Metabolic phenotypes based on flux rates measured on isogenic cell lines. (A–H) Rates from Grassian et al. were used to instantiate the models of behavior under normoxia (A–D) and hypoxia (E–H). The model checking problem was expressed as characterizing the transient quantity of molecular species at a given instant in time. Glucose and glutamine are initiated at maximum quantity 5 (fmol/cell) and all other species at 0.

Figure 3

Effects of varying nutrient concentration on metabolites under normoxia and hypoxia conditions. (A) Effect of varying inital glucose concentration (from 1 to 5) with initial glutamine set to 5 (fmol/cell). (B) Effect of varying initial glutamine concentration (from 1 to 5) with initial glucose set to 5 (fmol/cell). The PRISM models were instantiated with corresponding phenotype and condition rates as in the experimental models.

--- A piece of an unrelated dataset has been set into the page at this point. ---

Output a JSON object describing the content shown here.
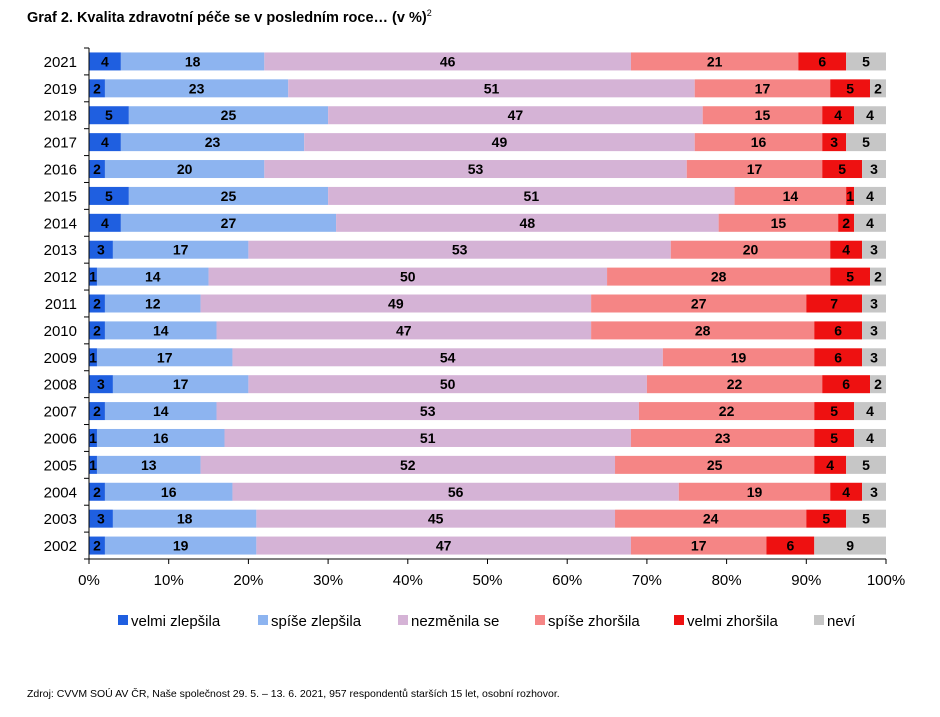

All other molecular species were initialized with 0. The model checking problem was expressed as characterizing the transient quantity of molecular species at a given instant in time.

Figure 4

Probability of lactate saturation as a function of initial concentration of nutrients. The PRISM models were instantiated with corresponding phenotype and conditions as in the experimental models. Glucose and glutamine initial concentrations are varied over 1–5 (fmol/cell) and all other species are set to 0. The model checking problem was expressed as computing the probability of reaching a state in which lactate is saturated at a given point in time.

Figure 5

Metabolic phenotypes of patient derived samples. (A) Patient-derived mRNA expression data from The Cancer Genome Atlas of genes encoding for TCA and Glycolysis enzymes were processed and aggregated to estimate enzyme levels for three cohorts: Glioblastoma (GBM) samples with IDH-WT phenotype, Lower Grade Glioma (LGG) Samples with IDH-Mutant phenotype, and Normal Brain samples; displayed are across-samples-normalized expression heatmaps. (B) Estimated median expression of the enzymes for each cohort. (C) Using the experimental model flux rates from Grassian et al.  as the predicted GBM IDH WT rates, the flux rates for the other two cohorts were estimated using the ratios of the expression between GBM IDH-WT and LGG IDH-Mutant, and between GBM IDH-WT and Normal Brain. The PRISM models were instantiated with corresponding rates. Glucose and glutamine are initiated at maximum quantity 5 (fmol/cell) and all other species at 0.